Avec les années, le receveur de passes des Alouettes a développé une nouvelle façon d'entretenir sa passion. Quand il n'utilise pas ses mains pour capter les passes de Cody Fajardo, le numéro 11 manie le crayon pour coucher sur papier ses propres créations.

« J'ai toujours aimé dessiner », nous racontait après l'entraînement de mardi Julien-Grant, qui a complété une mineure en arts en plus de sa majeure en kinésiologie pendant ses quatre années à l'Université St. Francis Xavier.

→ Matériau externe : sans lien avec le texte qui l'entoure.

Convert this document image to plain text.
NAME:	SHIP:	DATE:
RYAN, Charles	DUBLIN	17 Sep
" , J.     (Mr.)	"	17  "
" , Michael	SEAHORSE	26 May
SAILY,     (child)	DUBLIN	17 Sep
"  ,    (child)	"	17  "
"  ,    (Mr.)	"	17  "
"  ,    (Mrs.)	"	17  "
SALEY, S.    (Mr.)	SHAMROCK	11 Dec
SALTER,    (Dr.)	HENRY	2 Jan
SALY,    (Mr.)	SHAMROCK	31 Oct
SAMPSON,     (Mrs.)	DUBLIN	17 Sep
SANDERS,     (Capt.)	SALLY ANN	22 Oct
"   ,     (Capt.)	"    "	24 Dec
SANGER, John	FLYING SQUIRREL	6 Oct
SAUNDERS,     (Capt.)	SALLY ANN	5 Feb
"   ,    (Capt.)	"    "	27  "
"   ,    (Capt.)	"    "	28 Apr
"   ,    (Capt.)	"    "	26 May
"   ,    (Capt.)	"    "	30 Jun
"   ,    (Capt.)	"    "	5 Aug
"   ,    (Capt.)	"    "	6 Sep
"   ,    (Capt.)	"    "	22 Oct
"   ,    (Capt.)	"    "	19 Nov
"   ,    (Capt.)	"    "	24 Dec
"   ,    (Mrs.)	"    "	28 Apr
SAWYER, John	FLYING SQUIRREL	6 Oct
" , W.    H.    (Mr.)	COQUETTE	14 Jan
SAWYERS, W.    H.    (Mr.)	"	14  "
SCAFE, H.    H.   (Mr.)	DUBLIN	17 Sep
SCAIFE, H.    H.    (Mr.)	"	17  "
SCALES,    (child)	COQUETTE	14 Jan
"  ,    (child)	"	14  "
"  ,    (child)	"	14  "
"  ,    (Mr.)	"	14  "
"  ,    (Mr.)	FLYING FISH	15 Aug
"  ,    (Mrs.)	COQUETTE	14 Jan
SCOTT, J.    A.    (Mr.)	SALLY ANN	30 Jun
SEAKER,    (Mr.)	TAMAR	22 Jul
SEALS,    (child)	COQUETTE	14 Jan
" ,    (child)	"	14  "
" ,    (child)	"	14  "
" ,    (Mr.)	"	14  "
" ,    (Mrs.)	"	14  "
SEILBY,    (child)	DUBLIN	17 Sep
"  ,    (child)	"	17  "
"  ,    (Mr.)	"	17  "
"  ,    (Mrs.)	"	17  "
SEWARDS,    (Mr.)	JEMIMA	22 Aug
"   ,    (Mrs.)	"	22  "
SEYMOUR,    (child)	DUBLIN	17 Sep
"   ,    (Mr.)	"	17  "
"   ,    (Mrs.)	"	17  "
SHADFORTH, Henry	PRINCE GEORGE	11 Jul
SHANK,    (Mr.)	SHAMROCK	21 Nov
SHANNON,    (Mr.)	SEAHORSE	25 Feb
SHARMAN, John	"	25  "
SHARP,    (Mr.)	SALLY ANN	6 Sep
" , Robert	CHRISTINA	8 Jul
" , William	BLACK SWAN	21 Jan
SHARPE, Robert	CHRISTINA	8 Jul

Son talent caché a été révélé au grand jour en fin de semaine lorsque les Alouettes ont dévoilé une collection de deux chandails commémorant leur conquête de la Coupe Grey.

Le premier étale les grands moments du parcours éliminatoire de l'équipe sous forme de bande dessinée, le médium favori du dessinateur footballeur. Y sont notamment dépeints Marc-Antoine Dequoy pendant sa célèbre entrevue à RDS, Kabion Ento en pleine interception et Tyson Philpot célébrant le plus important attrapé de sa carrière. On a aussi demandé à Julien-Grant d'y faire son autoportrait même si une blessure l'a contraint à un rôle de personnage secondaire dans les succès désormais immortalisés de son équipe.

« [Mes coéquipiers] ont beaucoup aimé ça! Plusieurs m'ont taquiné parce que je ne les avais pas dessinés, mais hey, j'ai dû leur faire comprendre que l'espace était limité », rigole l'artiste.

Le deuxième chandail est frappé d'un imprimé de différentes dépêches de journaux et de photos soulignant le triomphe.

En tout, Julien-Grant avait soumis cinq idées à Camille Perrin-Ridgway, la coordonnatrice marketing production et contenu des Alouettes qui lui avait proposé le projet. Deux d'entre elles ont été retenues.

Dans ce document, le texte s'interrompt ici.